Ленька Охнарь (ред. 1969 года) - Авдеев Виктор Федорович. Страница 93

— Гля, братва, — увидя их, закричал стриженый колонист, — селянские!

— А верно. Что так рано? — воскликнуло сразу несколько голосов.

Ша! — зашипел на них дежурный исполкомовец-— Подняли хай! Дуйте лучше до Паращенко, а то до Ганны Петровны: пускай хлеборобов привечают. Увидите Юлю или Владьку Зарембу — тоже шлите!

Выглядели селяне нарядно: у парубков были выпущены чубы, распахнуты городские пиджаки, скрипели сапоги в новых калошах, надетых для щегольства. На девчатах рябили алые, голубые юбки, цвели платки, расшитые сорочки домотканого полотна, монисты. Пожилые хлеборобы важно и солидно потели в свитках. Гости церемонно говорили притихшим пацанам: «Добрыдень»— и совали руку.

Общение началось.

Воспитанники, обладавшие пушком на верхней губе, стали развлекать девчат-прихожанок. Селянские парубки знакомились со старшими колонистками. Послышался оживленный говор, смешки, по рукам пошли яблоки, замелькала подсолнечная шелуха. Пожилые хлеборобы в сопровождении исполкомовца стали осматривать конюшню, скотный двор, птичню и обмениваться мнениями.
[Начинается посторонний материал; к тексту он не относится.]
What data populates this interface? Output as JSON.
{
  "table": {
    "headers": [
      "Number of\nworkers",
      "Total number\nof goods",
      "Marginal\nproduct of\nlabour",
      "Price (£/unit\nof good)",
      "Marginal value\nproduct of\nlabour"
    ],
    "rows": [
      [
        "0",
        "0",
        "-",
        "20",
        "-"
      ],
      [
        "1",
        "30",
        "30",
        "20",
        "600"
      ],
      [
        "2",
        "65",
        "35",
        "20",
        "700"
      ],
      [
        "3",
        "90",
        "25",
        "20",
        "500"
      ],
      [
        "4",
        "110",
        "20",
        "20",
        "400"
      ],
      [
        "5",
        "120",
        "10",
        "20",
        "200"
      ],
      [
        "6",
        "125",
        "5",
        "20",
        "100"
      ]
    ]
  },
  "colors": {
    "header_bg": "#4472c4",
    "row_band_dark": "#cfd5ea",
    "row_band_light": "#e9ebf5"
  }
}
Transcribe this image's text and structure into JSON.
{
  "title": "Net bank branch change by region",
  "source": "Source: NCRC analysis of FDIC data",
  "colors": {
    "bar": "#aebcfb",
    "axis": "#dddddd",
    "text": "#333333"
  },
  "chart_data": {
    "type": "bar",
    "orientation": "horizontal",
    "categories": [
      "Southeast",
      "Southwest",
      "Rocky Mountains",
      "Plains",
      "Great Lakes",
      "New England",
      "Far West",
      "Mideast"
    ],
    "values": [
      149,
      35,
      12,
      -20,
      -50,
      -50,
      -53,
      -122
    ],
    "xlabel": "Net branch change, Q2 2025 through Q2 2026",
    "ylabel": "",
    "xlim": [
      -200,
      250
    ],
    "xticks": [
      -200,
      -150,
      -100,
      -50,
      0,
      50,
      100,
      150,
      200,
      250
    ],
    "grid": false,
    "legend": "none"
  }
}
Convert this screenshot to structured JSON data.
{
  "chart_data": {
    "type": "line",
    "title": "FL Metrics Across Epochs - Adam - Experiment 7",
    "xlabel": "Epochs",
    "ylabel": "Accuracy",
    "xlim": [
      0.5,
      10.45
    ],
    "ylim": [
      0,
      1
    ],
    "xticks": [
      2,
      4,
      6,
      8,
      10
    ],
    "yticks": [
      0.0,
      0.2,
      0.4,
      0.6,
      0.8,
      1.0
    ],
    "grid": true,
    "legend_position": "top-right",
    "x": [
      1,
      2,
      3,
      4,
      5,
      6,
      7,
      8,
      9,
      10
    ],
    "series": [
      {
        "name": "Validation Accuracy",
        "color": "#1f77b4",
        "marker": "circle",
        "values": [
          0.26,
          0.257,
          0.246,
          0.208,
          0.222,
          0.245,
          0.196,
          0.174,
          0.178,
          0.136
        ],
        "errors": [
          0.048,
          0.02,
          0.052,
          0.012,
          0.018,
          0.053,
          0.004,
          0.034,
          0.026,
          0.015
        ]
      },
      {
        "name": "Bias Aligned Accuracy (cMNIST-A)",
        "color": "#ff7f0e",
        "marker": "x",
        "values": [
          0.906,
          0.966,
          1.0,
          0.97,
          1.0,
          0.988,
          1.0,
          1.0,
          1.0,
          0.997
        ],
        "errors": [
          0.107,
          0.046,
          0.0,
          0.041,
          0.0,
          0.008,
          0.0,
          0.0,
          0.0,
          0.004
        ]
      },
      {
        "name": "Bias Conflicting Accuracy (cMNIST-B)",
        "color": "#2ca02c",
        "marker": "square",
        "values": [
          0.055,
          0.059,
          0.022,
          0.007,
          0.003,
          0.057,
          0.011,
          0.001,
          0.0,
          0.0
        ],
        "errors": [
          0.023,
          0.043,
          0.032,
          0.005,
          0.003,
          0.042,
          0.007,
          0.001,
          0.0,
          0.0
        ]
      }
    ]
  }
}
В спектакле Охнарь участия не принимал и сперва со скучающим видом рассматривал гостей: нет ли между ними губастого картежника во френчике? «Френчика» не было. Вскоре, однако, Охнарь сообразил, что от этой «смычки», пожалуй, можно кое-чем поживиться. Он затесался в толпу и принялся изучать широко раскрытые, словно зевающие карманы гостей. Делалось это с профессиональной скромностью, без расчета поразить селян своим искусством и талантами.

Труд добросовестный всегда возмещается, и четверть часа спустя краснощекий парень, щеголявший в малиновых подтяжках поверх зефировой рубахи, неожиданно обнаружил исчезновение кисета с тютюном — подарка зазнобы сердца.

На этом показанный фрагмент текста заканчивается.